The sermon was then delivered by Honbu-in Yoshitaro Ueda, who began by reminding the congregation why the year 2000 had been designated as a “year for implementation.” He explained that, in 1998, the Shinbashira had announced Instruction One and, in the following year, 1999, the “District Lectures for Yoboku: Action and Progress” had been held to impart the spirit of that Instruction to each and every Yoboku. Consequently, he said, the year 2000 had been designated as a year to implement the spirit of Instruction One, which we had all taken to heart during the previous year.
To explain what the spirit of Instruction One is, Rev. Ueda said: “The true intention in founding this Teaching is to save all people in the world without exception, and what is thus expected of everyone who has taken that intention to heart is, first and foremost, to attain the ‘mind to save others’ and to implement ‘actions to save others.’ ” He added: “In the latter part of Instruction One, we are strongly urged to take courage in conveying God’s intention to people in the world, where the growing tendency to think that ‘all is well if the present is well for oneself alone’ has left people with no dependable guide.”

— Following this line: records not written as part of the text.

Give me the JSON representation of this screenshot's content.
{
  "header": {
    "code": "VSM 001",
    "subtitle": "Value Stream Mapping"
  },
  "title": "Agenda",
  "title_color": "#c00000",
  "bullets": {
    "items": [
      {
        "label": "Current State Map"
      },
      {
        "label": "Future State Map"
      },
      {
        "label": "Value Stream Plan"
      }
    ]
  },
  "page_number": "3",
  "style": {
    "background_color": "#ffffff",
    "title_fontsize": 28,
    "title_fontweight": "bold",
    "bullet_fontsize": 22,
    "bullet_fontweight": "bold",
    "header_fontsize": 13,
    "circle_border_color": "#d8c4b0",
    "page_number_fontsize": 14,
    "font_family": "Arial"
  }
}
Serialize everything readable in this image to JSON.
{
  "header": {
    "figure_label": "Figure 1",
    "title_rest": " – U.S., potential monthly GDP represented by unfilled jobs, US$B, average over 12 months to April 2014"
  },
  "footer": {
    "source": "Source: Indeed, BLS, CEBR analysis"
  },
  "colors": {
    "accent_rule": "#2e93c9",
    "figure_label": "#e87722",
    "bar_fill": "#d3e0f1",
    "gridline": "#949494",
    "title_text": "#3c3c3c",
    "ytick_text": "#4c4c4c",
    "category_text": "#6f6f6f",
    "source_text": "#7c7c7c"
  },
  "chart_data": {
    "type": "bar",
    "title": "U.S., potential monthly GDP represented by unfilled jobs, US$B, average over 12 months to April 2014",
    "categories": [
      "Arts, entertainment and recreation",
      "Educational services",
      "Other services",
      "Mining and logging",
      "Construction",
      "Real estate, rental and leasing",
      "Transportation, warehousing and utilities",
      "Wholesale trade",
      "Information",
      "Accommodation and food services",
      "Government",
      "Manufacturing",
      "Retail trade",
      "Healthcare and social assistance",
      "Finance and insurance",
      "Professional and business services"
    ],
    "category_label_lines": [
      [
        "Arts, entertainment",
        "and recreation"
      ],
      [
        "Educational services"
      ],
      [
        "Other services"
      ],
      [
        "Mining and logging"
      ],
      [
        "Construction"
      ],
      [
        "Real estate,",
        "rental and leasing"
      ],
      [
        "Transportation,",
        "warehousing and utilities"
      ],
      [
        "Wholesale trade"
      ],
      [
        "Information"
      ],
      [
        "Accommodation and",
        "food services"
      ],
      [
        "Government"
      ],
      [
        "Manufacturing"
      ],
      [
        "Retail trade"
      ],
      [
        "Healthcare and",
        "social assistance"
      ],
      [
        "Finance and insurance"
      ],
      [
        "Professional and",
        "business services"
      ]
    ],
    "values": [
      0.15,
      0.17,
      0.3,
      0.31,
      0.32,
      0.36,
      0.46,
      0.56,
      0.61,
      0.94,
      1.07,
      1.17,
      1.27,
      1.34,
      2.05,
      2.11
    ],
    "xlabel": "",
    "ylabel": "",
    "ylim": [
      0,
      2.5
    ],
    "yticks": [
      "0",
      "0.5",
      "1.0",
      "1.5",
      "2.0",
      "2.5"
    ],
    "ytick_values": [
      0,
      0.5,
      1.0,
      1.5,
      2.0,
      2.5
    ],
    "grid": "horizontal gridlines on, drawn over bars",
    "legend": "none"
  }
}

Next, Rev. Ueda examined the meaning of the terms “saving others” and “being saved.” “In this path,” he said, “saving others is not simply a matter of delivering people from external or physical circumstances that are undesirable or that bring them anxiety and suffering. Such tangible forms of salvation only serve as catalysts for releasing people from undesirable states of mind or other intangible circumstances that are undesirable, such as forces of causality that have been transmitted through generations or from previous lives.” He went on to explain that, according to the teachings of Tenrikyo, “saving others” is ultimately focused not so much on releasing people from an undesirable state as on guiding people toward a desirable mind state. “A desirable state of mind,” he continued, “is one that exhibits qualities of kindness, moderation, humility, generosity, and the like. Foremost among such desirable states of mind is the ‘mind to save others.’ Consequently, any effort to guide people to attain the ‘mind to save others’ is genuinely an act that results in salvation. To be able to accomplish this requires us to settle the truth of the teachings in our own heart.”

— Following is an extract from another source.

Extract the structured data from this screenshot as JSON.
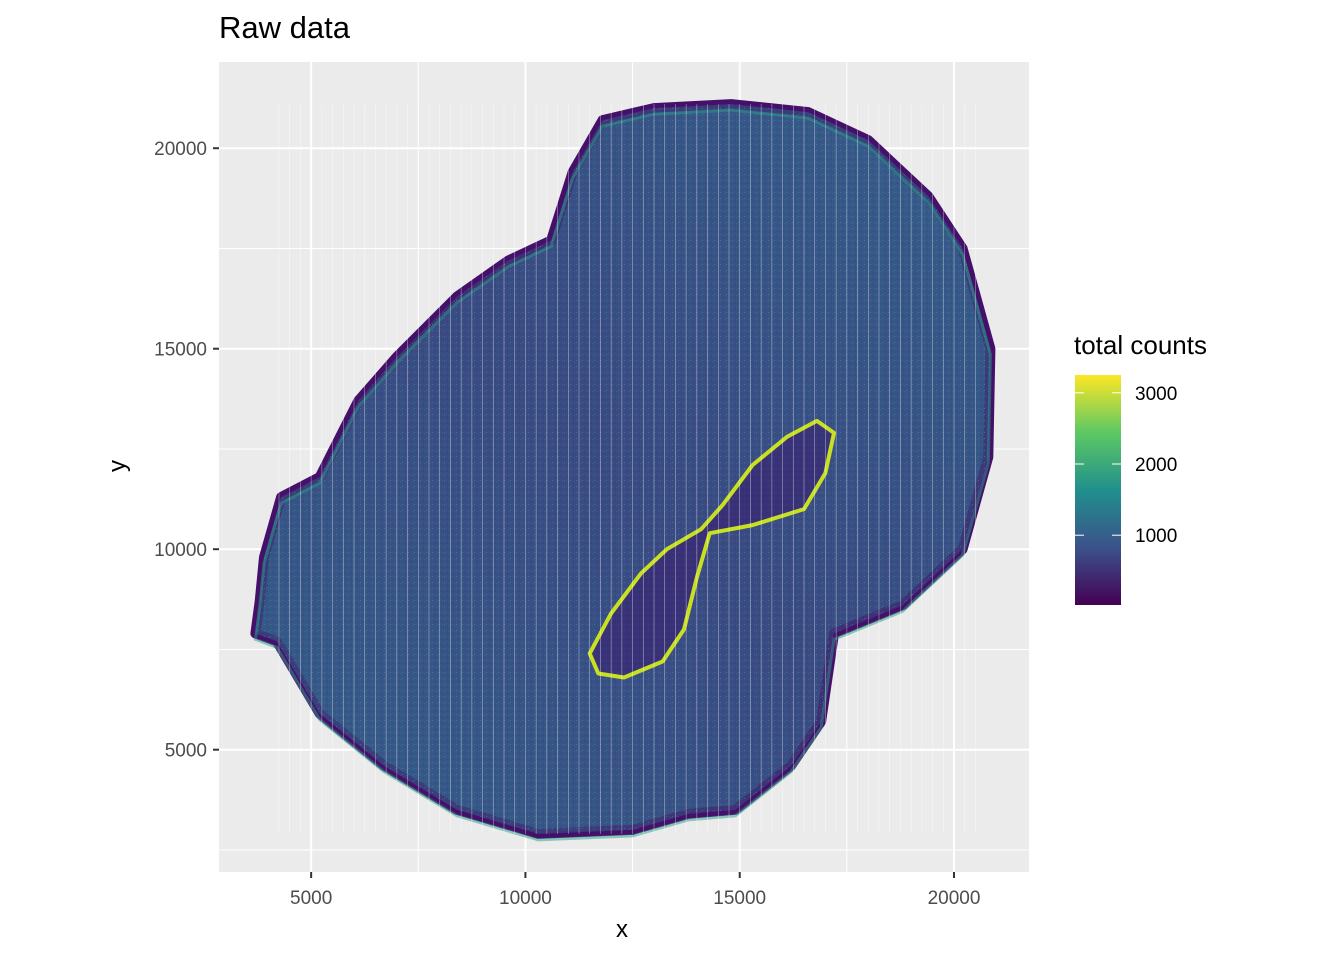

Continuing with this line of thought, Rev. Ueda pointed out: “If we ponder over the miracles of salvation, we will realize that even the most miraculous healing amounts to no more than restoring the body to its previous, natural condition. I mean, it is not as if one is suddenly going to fly. Understanding this is important, because it gives us a profound appreciation for the complete and perfect providence that we are normally blessed with and enables us to live each day of our lives with gratitude and joy.” Rev. Ueda closed his sermon by saying: “In order to bring ourselves into accord with God’s intention, let us fully rejoice over the providence we receive day after day and give expression to that joy by devoting ourselves to saving others.”